Trichomyia is a cosmopolitan genus of moth flies in the subfamily Trichomyiinae (family Psychodidae), and is the only extant genus in the subfamily. The genus has received increased taxonomic attention in recent years, particularly in the Neotropics, but phylogenetic analyses of its species remain limited. Consequently, classification within the genus has historically been challenging due to its high diversity and morphological variability.

==Introduction==
Trichomyiinae comprises five recognized genera, but only Trichomyia contains living species. Previous studies using morphological or molecular data have not fully resolved the monophyly of the genus, although molecular evidence from a subset of species supports its monophyly. Historically, Duckhouse (1965, 1978) divided Trichomyia into two informal groups, 'Group A' and 'Group B', based on the number of palp segments and the presence of sensory structures. However, this classification is considered artificial in modern taxonomy, and many species do not fit cleanly into these groups.

Eight subgenera have been proposed for Trichomyia: Gondwanotrichomyia, Apotrichomyia, Dactylotrichomyia, Dicrotrichomyia, Septemtrichomyia, Opisthotrichomyia, Syntrichomyia, and Brachiotrichomyia. Despite this, a substantial number of species have not been assigned to any subgenus.

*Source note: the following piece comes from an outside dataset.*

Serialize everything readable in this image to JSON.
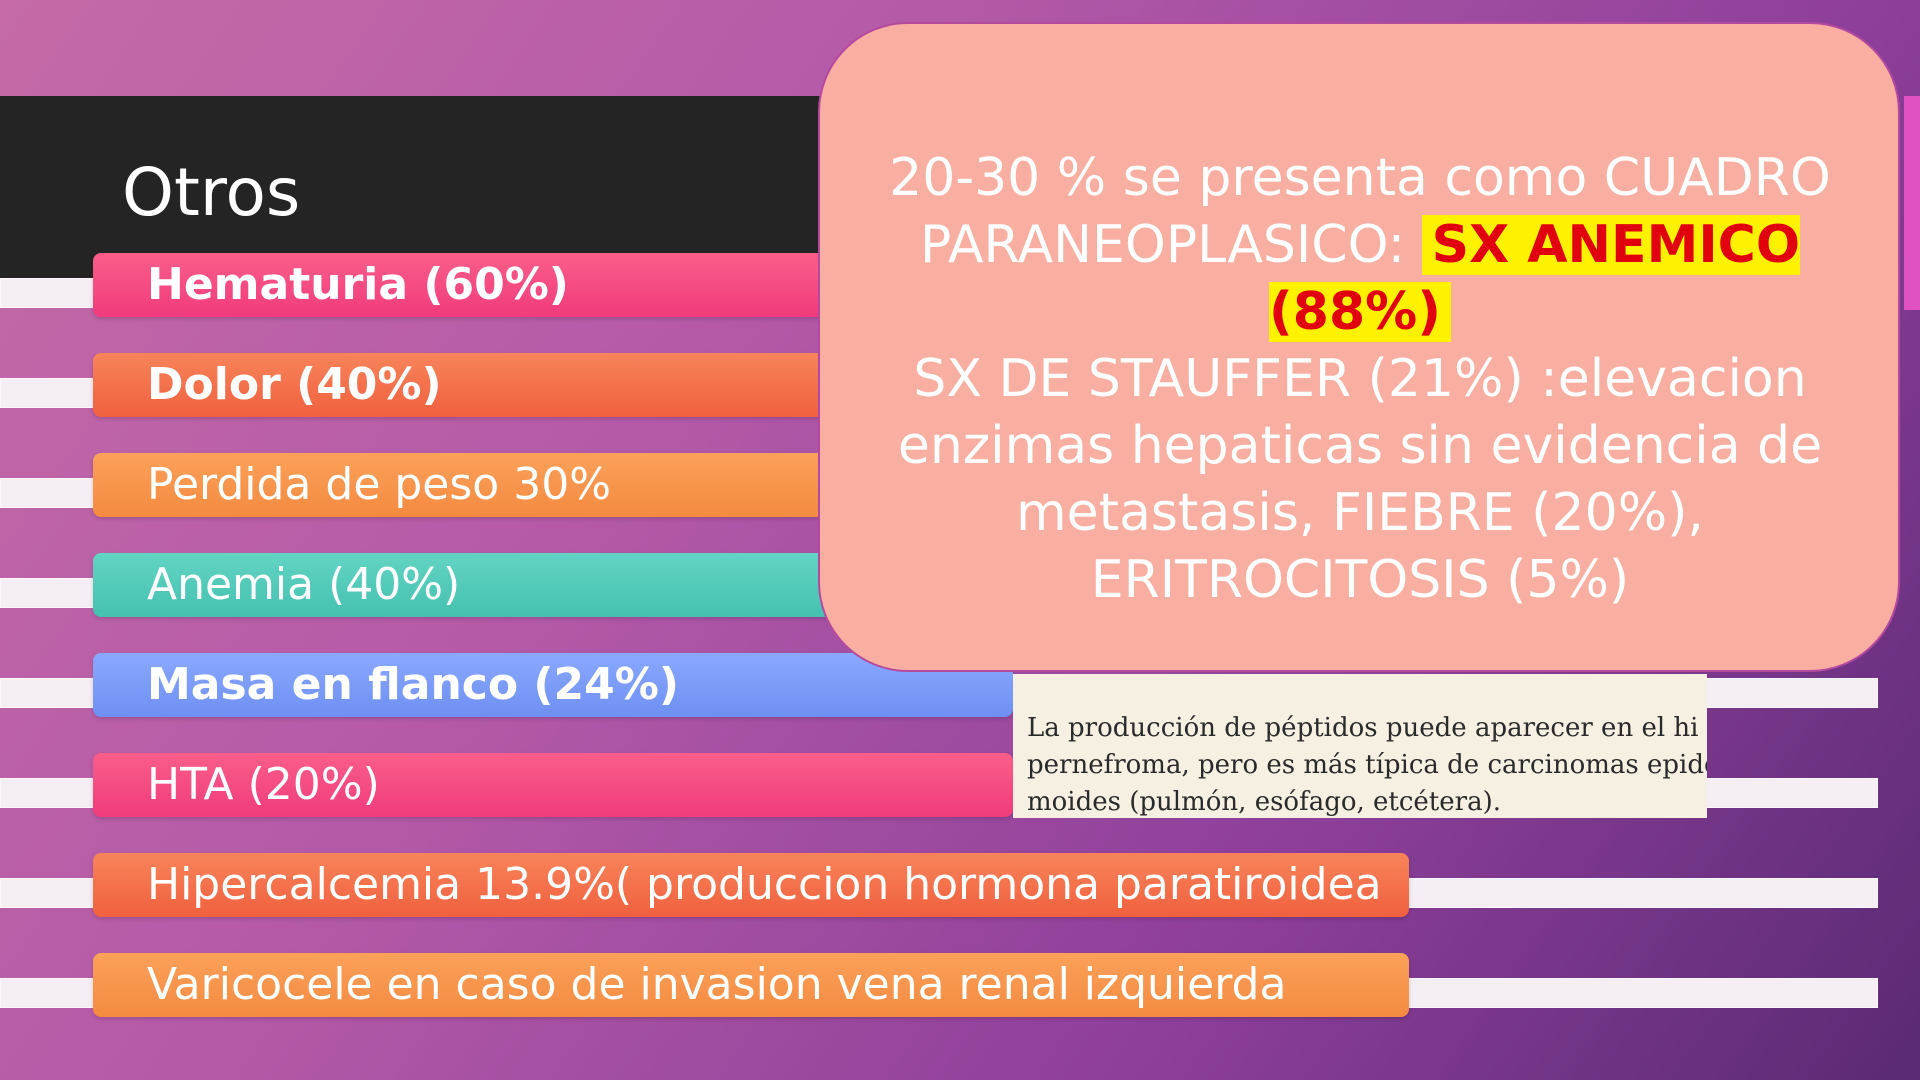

==Ecology and distribution==
Trichomyia species are widely distributed across all continents. Many species occur in Neotropical regions, while others are found in the Nearctic, Palearctic, Australian, Oriental, and Ethiopian regions. Larval habitats are generally associated with moist substrates. In the genus Trichomyia (subfamily Trichomyiinae), larvae are elongated and adapted for boring into decaying wood with robust mandibles.